The NERC GW4 Universities Doctoral Training Program is currently advertising PhD projects. This is a slightly complicated process, but basically comes down to prospective students picking a project offered by scientists working at participating universities and institutions and applying to the program. I (Dr Michiel Vos, email@example.com) offer one of these projects as part of a team of GW4 colleagues (Prof Will Gaze, University of Exeter, Prof Ed Feil, University of Bath and Dr Ruth Airs, Plymouth Marine Laboratory). Below the project description:
The increasing prevalence of antimicrobial resistance (AMR) in bacteria is one of the most pressing problems in global health care. Selection for antibiotic resistance occurs through antibiotic use in the clinic and community and contamination of the environment with heavy metals, biocides and antibiotic residues. However, AMR mechanisms are ancient and their presence in environments with no or minimal exposure to human activity indicates that not all AMR selection is anthropogenic. It is here proposed to test for the first time whether naturally produced antimicrobials can select for resistance to clinical antibiotics. Virtually all organisms, from bacteria to humans, produce antimicrobial compounds. Selection for resistance to these antimicrobials has the potential to also result in resistance to clinical antibiotics when the same bacterial pathways are targeted. Although the ubiquity of interactions between bacteria and antimicrobial producers offers great potential for the molecular diversification of AMR mechanisms, the extent of cross-resistance between naturally produced antimicrobials and clinical antibiotics has remained virtually unstudied.

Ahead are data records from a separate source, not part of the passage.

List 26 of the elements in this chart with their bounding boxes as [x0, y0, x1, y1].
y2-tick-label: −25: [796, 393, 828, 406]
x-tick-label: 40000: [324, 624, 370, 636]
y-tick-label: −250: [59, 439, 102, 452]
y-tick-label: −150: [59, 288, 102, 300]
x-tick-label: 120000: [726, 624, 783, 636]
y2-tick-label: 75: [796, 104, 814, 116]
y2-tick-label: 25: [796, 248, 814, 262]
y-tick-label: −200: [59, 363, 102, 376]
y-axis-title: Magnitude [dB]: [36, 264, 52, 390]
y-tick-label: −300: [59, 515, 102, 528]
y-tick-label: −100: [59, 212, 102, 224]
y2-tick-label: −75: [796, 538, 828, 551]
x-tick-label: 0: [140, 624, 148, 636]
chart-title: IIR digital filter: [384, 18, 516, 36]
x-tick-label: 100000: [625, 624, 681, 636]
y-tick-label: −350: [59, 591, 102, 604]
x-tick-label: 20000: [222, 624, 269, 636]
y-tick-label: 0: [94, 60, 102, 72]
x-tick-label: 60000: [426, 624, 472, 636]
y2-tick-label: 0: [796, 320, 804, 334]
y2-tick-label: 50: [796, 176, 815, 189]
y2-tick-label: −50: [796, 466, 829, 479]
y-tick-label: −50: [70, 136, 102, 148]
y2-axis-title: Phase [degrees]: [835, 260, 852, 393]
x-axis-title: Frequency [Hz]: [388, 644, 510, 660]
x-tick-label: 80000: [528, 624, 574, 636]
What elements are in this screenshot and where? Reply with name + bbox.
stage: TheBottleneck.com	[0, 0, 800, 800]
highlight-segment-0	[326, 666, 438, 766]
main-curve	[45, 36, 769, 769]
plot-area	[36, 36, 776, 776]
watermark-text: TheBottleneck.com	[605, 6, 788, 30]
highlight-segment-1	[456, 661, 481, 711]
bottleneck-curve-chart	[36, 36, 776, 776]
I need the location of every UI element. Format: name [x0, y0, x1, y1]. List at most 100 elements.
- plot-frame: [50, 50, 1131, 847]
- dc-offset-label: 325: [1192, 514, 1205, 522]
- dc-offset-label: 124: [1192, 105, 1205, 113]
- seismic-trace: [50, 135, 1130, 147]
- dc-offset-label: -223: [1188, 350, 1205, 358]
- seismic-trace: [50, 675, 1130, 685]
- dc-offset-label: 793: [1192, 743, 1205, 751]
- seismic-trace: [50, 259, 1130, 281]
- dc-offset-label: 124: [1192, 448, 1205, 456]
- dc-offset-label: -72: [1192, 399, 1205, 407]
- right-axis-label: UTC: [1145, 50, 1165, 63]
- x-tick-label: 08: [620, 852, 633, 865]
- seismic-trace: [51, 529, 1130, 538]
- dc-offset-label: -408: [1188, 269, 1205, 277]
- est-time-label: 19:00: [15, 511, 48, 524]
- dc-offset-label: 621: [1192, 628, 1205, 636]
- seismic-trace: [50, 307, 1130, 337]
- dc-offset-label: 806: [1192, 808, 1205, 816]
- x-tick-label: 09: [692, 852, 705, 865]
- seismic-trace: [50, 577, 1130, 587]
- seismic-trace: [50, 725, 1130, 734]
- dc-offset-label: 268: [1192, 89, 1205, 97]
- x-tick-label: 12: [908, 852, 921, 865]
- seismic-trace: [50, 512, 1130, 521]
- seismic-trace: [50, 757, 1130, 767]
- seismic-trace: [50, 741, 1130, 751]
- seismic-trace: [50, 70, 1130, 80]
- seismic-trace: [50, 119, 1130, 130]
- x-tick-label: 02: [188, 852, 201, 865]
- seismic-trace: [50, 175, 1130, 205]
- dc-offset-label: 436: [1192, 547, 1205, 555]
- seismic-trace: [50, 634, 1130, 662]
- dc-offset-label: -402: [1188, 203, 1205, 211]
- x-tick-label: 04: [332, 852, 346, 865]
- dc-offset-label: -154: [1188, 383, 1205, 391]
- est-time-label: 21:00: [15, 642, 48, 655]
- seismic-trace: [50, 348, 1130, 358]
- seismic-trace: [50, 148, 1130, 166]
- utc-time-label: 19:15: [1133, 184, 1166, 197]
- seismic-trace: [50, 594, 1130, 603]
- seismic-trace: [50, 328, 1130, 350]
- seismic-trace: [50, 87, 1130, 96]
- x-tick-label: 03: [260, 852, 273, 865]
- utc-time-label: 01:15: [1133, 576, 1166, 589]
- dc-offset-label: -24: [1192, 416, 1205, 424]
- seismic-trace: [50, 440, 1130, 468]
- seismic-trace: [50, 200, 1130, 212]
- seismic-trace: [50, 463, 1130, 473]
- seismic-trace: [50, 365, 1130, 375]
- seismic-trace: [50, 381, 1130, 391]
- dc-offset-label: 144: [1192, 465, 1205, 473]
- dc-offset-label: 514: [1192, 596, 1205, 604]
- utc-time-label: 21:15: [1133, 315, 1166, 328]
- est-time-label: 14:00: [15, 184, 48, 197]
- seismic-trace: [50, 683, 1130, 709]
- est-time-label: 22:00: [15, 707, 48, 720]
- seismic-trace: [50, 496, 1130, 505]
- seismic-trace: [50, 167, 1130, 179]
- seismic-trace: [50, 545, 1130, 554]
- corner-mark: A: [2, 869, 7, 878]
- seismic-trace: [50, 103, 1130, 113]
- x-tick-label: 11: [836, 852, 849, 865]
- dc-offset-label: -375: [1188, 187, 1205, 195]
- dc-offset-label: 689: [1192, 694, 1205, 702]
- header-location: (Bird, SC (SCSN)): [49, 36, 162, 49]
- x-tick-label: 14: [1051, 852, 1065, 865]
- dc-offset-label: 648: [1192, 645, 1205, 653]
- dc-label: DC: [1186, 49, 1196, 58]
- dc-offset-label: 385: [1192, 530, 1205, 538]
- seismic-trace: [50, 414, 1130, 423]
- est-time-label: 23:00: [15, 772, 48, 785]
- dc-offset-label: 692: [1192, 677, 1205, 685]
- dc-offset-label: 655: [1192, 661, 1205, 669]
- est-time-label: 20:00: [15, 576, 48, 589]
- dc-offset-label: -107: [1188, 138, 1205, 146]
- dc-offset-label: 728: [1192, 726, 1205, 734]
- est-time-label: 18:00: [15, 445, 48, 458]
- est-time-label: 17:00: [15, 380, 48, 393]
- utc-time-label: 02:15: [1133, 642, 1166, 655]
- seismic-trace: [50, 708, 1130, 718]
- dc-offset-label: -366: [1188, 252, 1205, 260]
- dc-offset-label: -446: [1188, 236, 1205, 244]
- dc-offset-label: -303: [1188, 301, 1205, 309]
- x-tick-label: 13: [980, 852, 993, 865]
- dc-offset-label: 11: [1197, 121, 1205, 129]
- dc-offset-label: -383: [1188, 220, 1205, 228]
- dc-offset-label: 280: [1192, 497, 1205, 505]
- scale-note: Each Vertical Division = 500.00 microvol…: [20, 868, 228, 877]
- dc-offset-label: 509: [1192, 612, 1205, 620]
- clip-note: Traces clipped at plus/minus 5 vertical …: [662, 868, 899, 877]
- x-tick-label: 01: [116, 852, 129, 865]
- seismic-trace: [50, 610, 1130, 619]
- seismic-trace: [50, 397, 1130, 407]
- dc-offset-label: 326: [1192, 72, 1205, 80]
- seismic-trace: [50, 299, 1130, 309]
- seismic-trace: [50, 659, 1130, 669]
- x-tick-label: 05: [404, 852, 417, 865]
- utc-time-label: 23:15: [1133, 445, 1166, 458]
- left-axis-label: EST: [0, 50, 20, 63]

Seaweeds form a diverse and abundant component of coastal ecosystems and commonly exhibit antimicrobial activity. Seaweed species are colonized by distinct bacterial assemblages, and this process is at least in part mediated by a high diversity of exuded secondary metabolites. Recent research in my lab (Colclough etal in prep) has demonstrated that Staphylococcus aureus strains that were more resistant to clinical antibiotics were on average also more resistant to seaweed extracts. The fact that seaweeds can select for bacteria that are resistant to their metabolites and the observation of cross-resistance between seaweed antimicrobials and clinical antibiotics suggests that there is potential for seaweeds to select for AMR. This PhD project will 1) test whether distinct seaweeds harbour distinct antibiotic resistance genes using metagenomic sequencing, 2) test whether reservoirs of resistance genes can be transferred from seaweed-associated bacterial metagenomes to opportunistic pathogens using functional metagenomics and 3) identify human pathogens on seaweeds and test whether they are more resistant to antibiotics than conspecifics from other environmental reservoirs using whole genome sequencing.
It is critical to understand natural processes governing selection for AMR in the environment. It has been estimated that there are over six million exposure events to cephalosporin-resistant E. coli through recreational use of coastal bathing water in England and Wales alone, demonstrating the potential risks of environmental reservoirs of AMR to human health. This project will allow a first insight into the potential of species interactions to select for AMR mechanisms that confer cross-resistance to clinically relevant antibiotics.